I have a Samsung DLP (I have an older 46″ model) with three sources: A Tivo, an HD receiver, and a DVD recorder / player. The audio on the television is muted and all the sources output through a stereo receiver. One remote handles everything.
Here’s the worst case scenario, without a good universal remote: If I’m watching television on the Tivo and decide to start watching a DVD I would have to do the following:
- Press TV
- Press Input Select as many times as necessary to toggle to DVD
- Press Audio
- Press Input Select as many times as necessary to toggle to DVD
- Press DVD – to begin operating the DVD player.
That’s at least 5 key presses, if not more to toggle. With my JP1 remote it’s a little different. I press one button, and the five steps mentioned above take place, and there’s no toggling steps. How? The JP1 lets you create macros, which let you tie a series of key presses into a single button press. But there’s more: You can also use discrete codes to avoid the toggling through multiple choices – and go directly to your choice.

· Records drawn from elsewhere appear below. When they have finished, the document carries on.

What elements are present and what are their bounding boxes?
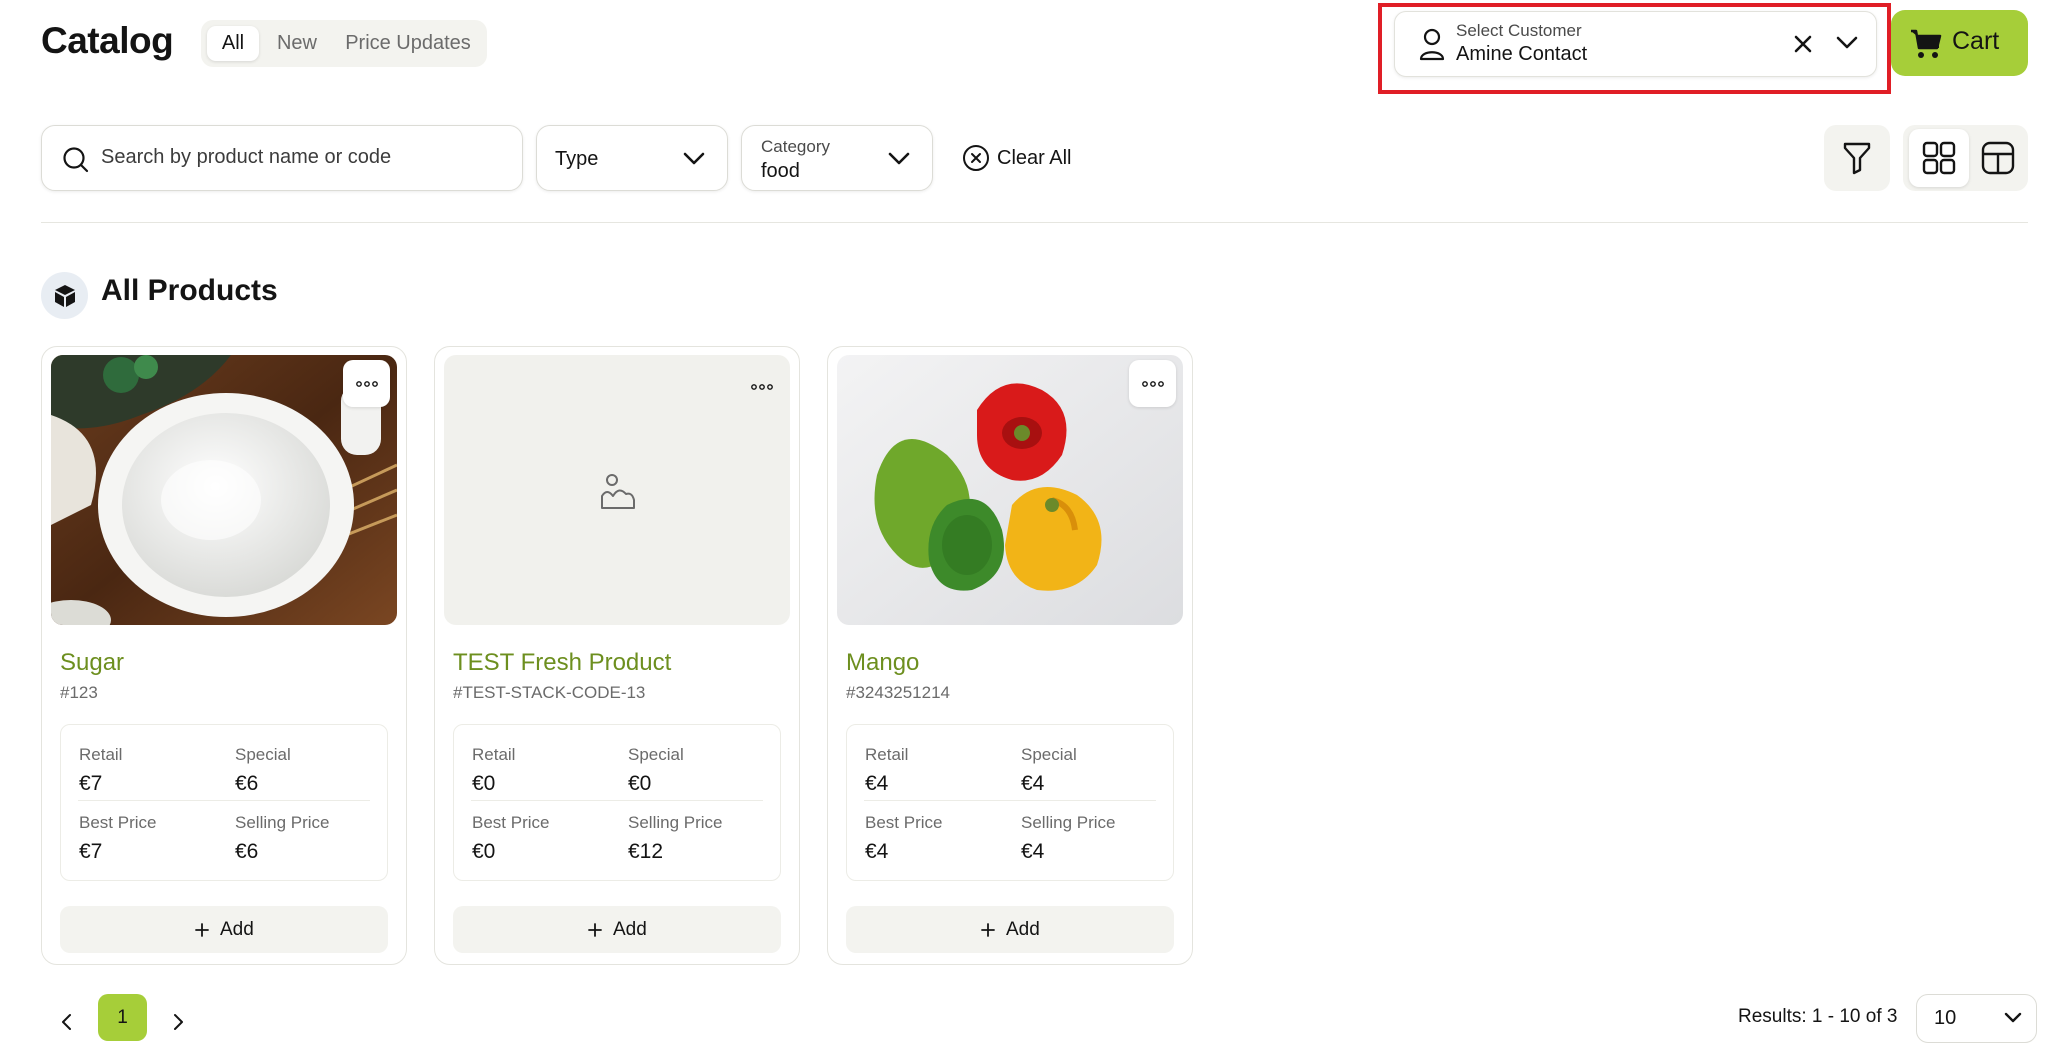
price-divider <box>864 800 1156 801</box>
best-price: €7 <box>79 840 103 863</box>
more-dots-icon <box>1142 381 1164 387</box>
chevron-left-icon[interactable] <box>60 1012 74 1032</box>
selling-price-label: Selling Price <box>628 813 723 832</box>
filter-icon <box>1843 142 1871 175</box>
placeholder-image-icon <box>601 474 635 509</box>
chevron-down-icon <box>2004 1012 2022 1023</box>
results-count: Results: 1 - 10 of 3 <box>1738 1006 1898 1027</box>
best-price-label: Best Price <box>472 813 550 832</box>
price-divider <box>471 800 763 801</box>
product-name[interactable]: TEST Fresh Product <box>453 649 671 677</box>
plus-icon <box>195 923 209 937</box>
product-code: #123 <box>60 683 98 702</box>
selling-price: €6 <box>235 840 259 863</box>
grid-view-icon <box>1922 141 1956 175</box>
cart-label: Cart <box>1952 27 2000 55</box>
chevron-down-icon <box>683 152 705 165</box>
plus-icon <box>588 923 602 937</box>
page-title: Catalog <box>41 20 174 61</box>
chevron-right-icon[interactable] <box>171 1012 185 1032</box>
customer-select-label: Select Customer <box>1456 21 1582 40</box>
category-select-label: Category <box>761 137 830 156</box>
tab-price-updates[interactable]: Price Updates <box>335 26 481 61</box>
best-price-label: Best Price <box>865 813 943 832</box>
add-label: Add <box>1006 919 1040 940</box>
layout-view-icon[interactable] <box>1981 141 2015 175</box>
best-price: €4 <box>865 840 889 863</box>
retail-label: Retail <box>865 745 909 764</box>
more-dots-icon[interactable] <box>751 384 773 390</box>
clear-all-button[interactable]: Clear All <box>997 147 1071 170</box>
special-label: Special <box>1021 745 1077 764</box>
user-icon <box>1419 28 1445 61</box>
category-select-value: food <box>761 160 800 182</box>
retail-label: Retail <box>79 745 123 764</box>
clear-all-icon[interactable] <box>962 144 990 172</box>
selling-price: €12 <box>628 840 664 863</box>
product-name[interactable]: Mango <box>846 649 919 677</box>
best-price-label: Best Price <box>79 813 157 832</box>
plus-icon <box>981 923 995 937</box>
per-page-value: 10 <box>1934 1007 1957 1029</box>
cart-icon <box>1911 29 1942 58</box>
section-title: All Products <box>101 274 278 307</box>
add-label: Add <box>613 919 647 940</box>
add-label: Add <box>220 919 254 940</box>
page-button-current[interactable]: 1 <box>98 994 147 1041</box>
product-name[interactable]: Sugar <box>60 649 124 677</box>
more-dots-icon <box>356 381 378 387</box>
retail-price: €0 <box>472 772 496 795</box>
special-label: Special <box>235 745 291 764</box>
box-icon <box>55 285 75 307</box>
special-price: €0 <box>628 772 652 795</box>
best-price: €0 <box>472 840 496 863</box>
search-input[interactable]: Search by product name or code <box>101 146 391 169</box>
special-price: €4 <box>1021 772 1045 795</box>
product-code: #TEST-STACK-CODE-13 <box>453 683 646 702</box>
tab-new[interactable]: New <box>265 26 329 61</box>
customer-select-value: Amine Contact <box>1456 43 1588 65</box>
retail-label: Retail <box>472 745 516 764</box>
selling-price-label: Selling Price <box>235 813 330 832</box>
chevron-down-icon[interactable] <box>1835 35 1859 51</box>
clear-customer-icon[interactable] <box>1793 34 1813 54</box>
retail-price: €7 <box>79 772 103 795</box>
selling-price: €4 <box>1021 840 1045 863</box>
product-code: #3243251214 <box>846 683 951 702</box>
chevron-down-icon <box>888 152 910 165</box>
search-icon <box>63 147 89 173</box>
selling-price-label: Selling Price <box>1021 813 1116 832</box>
special-label: Special <box>628 745 684 764</box>
tab-all[interactable]: All <box>207 26 259 61</box>
type-select-label: Type <box>555 148 599 170</box>
filters-divider <box>41 222 2028 223</box>
catalog-tabs: All New Price Updates <box>201 20 487 67</box>
price-divider <box>78 800 370 801</box>
retail-price: €4 <box>865 772 889 795</box>
special-price: €6 <box>235 772 259 795</box>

Here’s an example. The remote that comes with my television gives me one way to switch between the source devices that feed it (the Tivo, HD, and DVD). I can tap the Input Select button and rotate between the inputs. Or I can go to the menu system and select one. But either method requires multiple taps.
What’s worse, when someone like your babysitter is trying to use the remote they have to decipher things, like which input source they’ve rotated to. With a macro and a discrete code there is no guessing. They press the button and all the settings change in a predictable manner, no rotating or toggling through choices. That’s the huge benefit of using a discrete code on a JP1. A discrete code is a very specific command.

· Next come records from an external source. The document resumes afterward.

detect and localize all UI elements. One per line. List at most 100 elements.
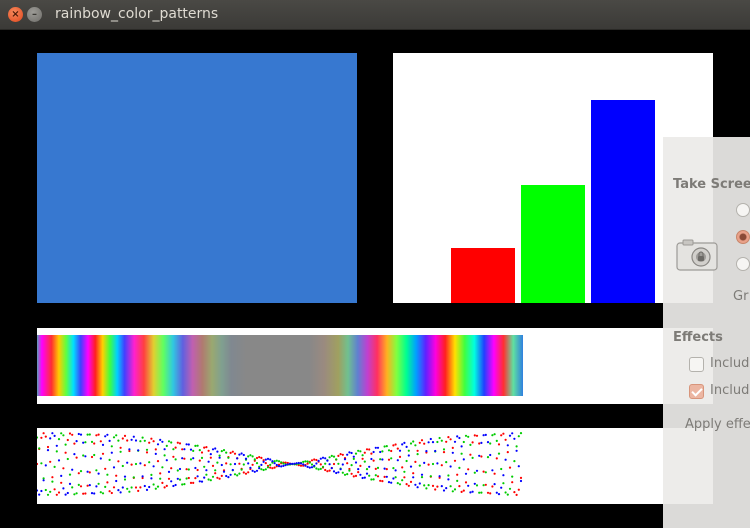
wave-dot bbox=[447, 436, 450, 439]
wave-dot bbox=[240, 468, 243, 471]
grab-area-radio[interactable] bbox=[736, 257, 750, 271]
wave-dot bbox=[489, 442, 492, 445]
window-titlebar: × – rainbow_color_patterns bbox=[0, 0, 750, 30]
wave-dot bbox=[480, 455, 483, 458]
wave-dot bbox=[145, 451, 149, 454]
wave-dot bbox=[357, 471, 360, 474]
wave-dot bbox=[211, 464, 215, 467]
minimize-button[interactable]: – bbox=[27, 7, 42, 22]
wave-dot bbox=[337, 462, 340, 465]
wave-dot bbox=[112, 486, 116, 489]
wave-dot bbox=[163, 448, 166, 451]
wave-dot bbox=[302, 463, 305, 466]
wave-dot bbox=[154, 448, 157, 451]
wave-dot bbox=[511, 481, 514, 484]
wave-dot bbox=[482, 470, 485, 473]
include-pointer-checkbox[interactable] bbox=[689, 357, 704, 372]
wave-dot bbox=[176, 469, 179, 472]
wave-dot bbox=[106, 473, 109, 476]
wave-dot bbox=[346, 473, 349, 476]
wave-dot bbox=[407, 484, 410, 487]
wave-dot bbox=[225, 462, 228, 465]
wave-dot bbox=[249, 454, 252, 457]
dialog-heading: Take Scree bbox=[673, 177, 750, 192]
wave-dot bbox=[504, 458, 507, 461]
wave-dot bbox=[130, 438, 133, 441]
wave-dot bbox=[137, 489, 140, 492]
wave-dot bbox=[434, 488, 437, 491]
grab-window-radio[interactable] bbox=[736, 230, 750, 244]
wave-dot bbox=[134, 462, 138, 466]
wave-dot bbox=[519, 479, 523, 483]
wave-dot bbox=[229, 451, 232, 454]
wave-dot bbox=[363, 476, 366, 479]
wave-dot bbox=[57, 459, 61, 462]
grab-screen-radio[interactable] bbox=[736, 203, 750, 217]
wave-dot bbox=[196, 468, 199, 472]
wave-dot bbox=[513, 491, 516, 494]
wave-dot bbox=[187, 468, 190, 471]
wave-dot bbox=[341, 471, 344, 474]
wave-dot bbox=[453, 440, 457, 443]
wave-dot bbox=[286, 463, 289, 466]
wave-dot bbox=[440, 485, 443, 488]
wave-dot bbox=[381, 480, 384, 483]
wave-dot bbox=[315, 462, 318, 465]
wave-dot bbox=[60, 432, 63, 435]
wave-dot bbox=[119, 491, 122, 494]
wave-dot bbox=[456, 435, 459, 438]
wave-dot bbox=[227, 476, 230, 479]
wave-dot bbox=[209, 453, 212, 456]
wave-dot bbox=[51, 432, 54, 435]
wave-dot bbox=[244, 472, 248, 475]
wave-dot bbox=[260, 456, 263, 459]
wave-dot bbox=[266, 466, 270, 469]
wave-dot bbox=[117, 439, 120, 442]
wave-dot bbox=[236, 474, 239, 477]
wave-dot bbox=[99, 491, 102, 494]
wave-dot bbox=[189, 448, 193, 451]
wave-dot bbox=[104, 467, 107, 470]
wave-dot bbox=[449, 485, 452, 488]
wave-dot bbox=[515, 493, 518, 496]
wave-dot bbox=[321, 465, 325, 468]
wave-dot bbox=[392, 444, 395, 447]
wave-dot bbox=[44, 464, 47, 467]
wave-dot bbox=[44, 488, 47, 492]
wave-dot bbox=[139, 462, 142, 465]
wave-dot bbox=[172, 484, 175, 488]
wave-dot bbox=[357, 468, 360, 471]
include-border-checkbox[interactable] bbox=[689, 384, 704, 399]
wave-dot bbox=[176, 441, 179, 444]
wave-dot bbox=[205, 473, 208, 476]
wave-dot bbox=[447, 474, 450, 477]
wave-dot bbox=[60, 474, 63, 477]
wave-dot bbox=[403, 441, 406, 444]
wave-dot bbox=[183, 457, 186, 460]
wave-dot bbox=[150, 477, 153, 480]
green-bar bbox=[521, 185, 585, 303]
wave-dot bbox=[143, 484, 146, 488]
wave-dot bbox=[260, 463, 263, 466]
wave-dot bbox=[269, 466, 272, 469]
close-button[interactable]: × bbox=[8, 7, 23, 22]
wave-dot bbox=[88, 471, 91, 474]
wave-dot bbox=[464, 434, 468, 437]
wave-dot bbox=[374, 474, 377, 477]
wave-dot bbox=[387, 481, 391, 484]
wave-dot bbox=[53, 488, 56, 491]
wave-dot bbox=[189, 458, 193, 461]
wave-dot bbox=[324, 468, 327, 472]
screenshot-dialog: Take Scree Gr Effects Includ Includ Appl… bbox=[663, 137, 750, 528]
wave-dot bbox=[374, 467, 377, 470]
window-title: rainbow_color_patterns bbox=[55, 6, 219, 22]
wave-dot bbox=[242, 453, 245, 457]
wave-dot bbox=[447, 478, 450, 481]
wave-dot bbox=[53, 434, 56, 437]
wave-dot bbox=[440, 464, 443, 467]
wave-dot bbox=[299, 464, 303, 467]
wave-dot bbox=[46, 449, 50, 452]
wave-dot bbox=[112, 466, 116, 469]
wave-dot bbox=[359, 473, 362, 476]
wave-dot bbox=[198, 459, 201, 462]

If you’re looking at a certain TV you might want to investigate what discrete codes it supports – if you’re interested in a highly functional remote. Just google for the model along with “discrete code”.

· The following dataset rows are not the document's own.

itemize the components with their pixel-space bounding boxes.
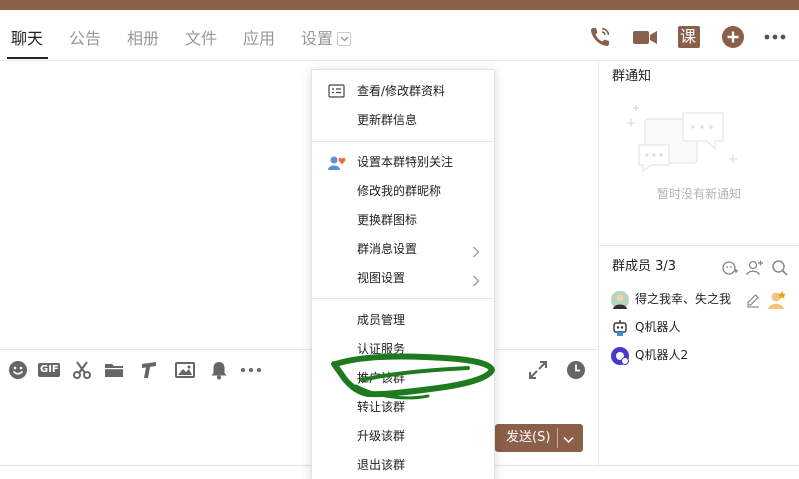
menu-item-label: 群消息设置	[357, 242, 418, 256]
folder-icon[interactable]	[104, 360, 124, 380]
menu-item-view-settings[interactable]: 视图设置	[312, 266, 496, 290]
member-item[interactable]: Q机器人	[611, 317, 796, 339]
menu-separator	[312, 298, 496, 299]
notice-empty-text: 暂时没有新通知	[656, 187, 741, 201]
video-call-icon[interactable]	[632, 25, 657, 49]
history-clock-icon[interactable]	[566, 360, 586, 380]
invite-members-icon[interactable]	[721, 259, 739, 277]
menu-item-label: 查看/修改群资料	[357, 84, 446, 98]
tab-settings[interactable]: 设置	[301, 29, 352, 49]
menu-item-label: 视图设置	[357, 271, 406, 285]
members-title: 群成员 3/3	[612, 259, 677, 274]
more-icon[interactable]	[763, 25, 787, 49]
menu-item-label: 更新群信息	[357, 113, 418, 127]
member-name: 得之我幸、失之我	[635, 292, 732, 306]
profile-card-icon	[328, 83, 346, 99]
member-name: Q机器人2	[635, 348, 689, 362]
send-button-label: 发送(S)	[506, 430, 551, 445]
menu-item-refresh-group-info[interactable]: 更新群信息	[312, 108, 496, 132]
tab-settings-label: 设置	[301, 29, 334, 48]
active-tab-underline	[7, 57, 48, 59]
tab-files[interactable]: 文件	[185, 29, 217, 49]
member-name: Q机器人	[635, 320, 681, 334]
header-actions: 课	[591, 10, 799, 61]
menu-item-member-management[interactable]: 成员管理	[312, 308, 496, 332]
class-icon-glyph: 课	[680, 27, 697, 46]
menu-item-view-group-profile[interactable]: 查看/修改群资料	[312, 79, 496, 103]
avatar	[611, 347, 629, 365]
tab-album[interactable]: 相册	[127, 29, 159, 49]
gif-icon[interactable]: GIF	[38, 360, 60, 380]
image-icon[interactable]	[175, 360, 195, 380]
input-toolbar: GIF	[0, 349, 598, 389]
menu-item-special-care[interactable]: 设置本群特别关注	[312, 150, 496, 174]
tab-announcement[interactable]: 公告	[69, 29, 101, 49]
chevron-right-icon	[472, 243, 480, 262]
right-panel: 群通知 暂时没有新通知 群成员 3/3 得之我幸、失之我 Q机器人 Q机器人2	[598, 61, 799, 465]
panel-divider	[599, 245, 799, 246]
menu-item-label: 成员管理	[357, 313, 406, 327]
chevron-right-icon	[472, 272, 480, 291]
menu-item-exit-group[interactable]: 退出该群	[312, 453, 496, 477]
menu-item-label: 升级该群	[357, 429, 406, 443]
menu-item-label: 设置本群特别关注	[357, 155, 454, 169]
group-owner-icon	[767, 290, 787, 314]
music-icon[interactable]	[139, 360, 159, 380]
member-item[interactable]: Q机器人2	[611, 345, 796, 367]
message-list[interactable]	[0, 61, 598, 349]
bell-icon[interactable]	[209, 360, 229, 380]
tab-chat[interactable]: 聊天	[11, 29, 43, 49]
send-button[interactable]: 发送(S)	[495, 424, 583, 452]
more-icon[interactable]	[240, 360, 262, 380]
chevron-down-icon[interactable]	[337, 31, 352, 46]
scissors-icon[interactable]	[72, 360, 92, 380]
menu-item-label: 修改我的群昵称	[357, 184, 442, 198]
class-icon[interactable]: 课	[677, 25, 701, 49]
add-member-icon[interactable]	[746, 259, 764, 277]
empty-notice-icon	[625, 101, 743, 183]
menu-separator	[312, 141, 496, 142]
gif-icon-text: GIF	[40, 364, 59, 375]
add-circle-icon[interactable]	[721, 25, 745, 49]
robot-icon	[611, 319, 629, 337]
tab-bar: 聊天 公告 相册 文件 应用 设置	[0, 10, 598, 61]
notice-title: 群通知	[612, 69, 652, 84]
menu-item-message-settings[interactable]: 群消息设置	[312, 237, 496, 261]
search-icon[interactable]	[771, 259, 789, 277]
emoji-icon[interactable]	[8, 360, 28, 380]
menu-item-change-group-icon[interactable]: 更换群图标	[312, 208, 496, 232]
annotation-scribble	[328, 350, 500, 418]
menu-item-edit-nickname[interactable]: 修改我的群昵称	[312, 179, 496, 203]
avatar	[611, 291, 629, 309]
expand-icon[interactable]	[528, 360, 548, 380]
special-care-icon	[328, 154, 346, 170]
menu-item-label: 更换群图标	[357, 213, 418, 227]
menu-item-label: 退出该群	[357, 458, 406, 472]
phone-icon[interactable]	[588, 25, 612, 49]
window-top-bar	[0, 0, 799, 10]
send-button-divider	[557, 428, 558, 448]
member-item[interactable]: 得之我幸、失之我	[611, 289, 796, 311]
edit-icon[interactable]	[745, 292, 761, 312]
menu-item-upgrade-group[interactable]: 升级该群	[312, 424, 496, 448]
chevron-down-icon[interactable]	[563, 433, 574, 448]
tab-apps[interactable]: 应用	[243, 29, 275, 49]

My remote has a row of four buttons at the bottom for picture in a picture functions, which I don’t use. I’ve assigned a macro to each button. For example, the swap button puts the television in TiVo mode, makes the stereo monitor the TiVo, and leaves the remote in TiVo mode. Two of the other buttons handle the DVD and HD tuner. Bonus: My remote comes with dedicated TiVo buttons like thumbs up and down, Tivo Menu, and 8 second rewind.
Bottom line: A baby sitter can press one button and switch from TiVo to DVD. One button! If they press something accidently and get the stereo source out of sync with the television source they can press that one button and all is well again. No troubleshooting over the phone, just one button.
I’ve been so happy with this solution over the last few years I haven’t even looked to see what else is out there in the world of remote controls. If you’ve got something you really like please post it in the comments.
I won’t be able to help you with programming your remote, but I’ll reply if you have any questions on the big picture. The software for programming your remote is a little messy, so you might need to spend a little time on your research. I haven’t tried to use a Mac either.` For one thing – the cables I found were all parallel. Start at Wikipedia, they have some relvant links.
This is the remote I have. Here’s some information on other remotes. You’ll probably end up doing some serious Googling before you’re done. That said, when I sat down to set up my remote I was done in less than an hour, including my three macros.
There are plenty of other remotes out there, and they can be programmed. But this is a highly functional remote at a bargain basement price. The surcharge is your time.
And remember, if an optimized remote is your goal you might want to look into discrete codes before you buy a television.
This might be the BEST documentation I’ve seen on JP1 remotes.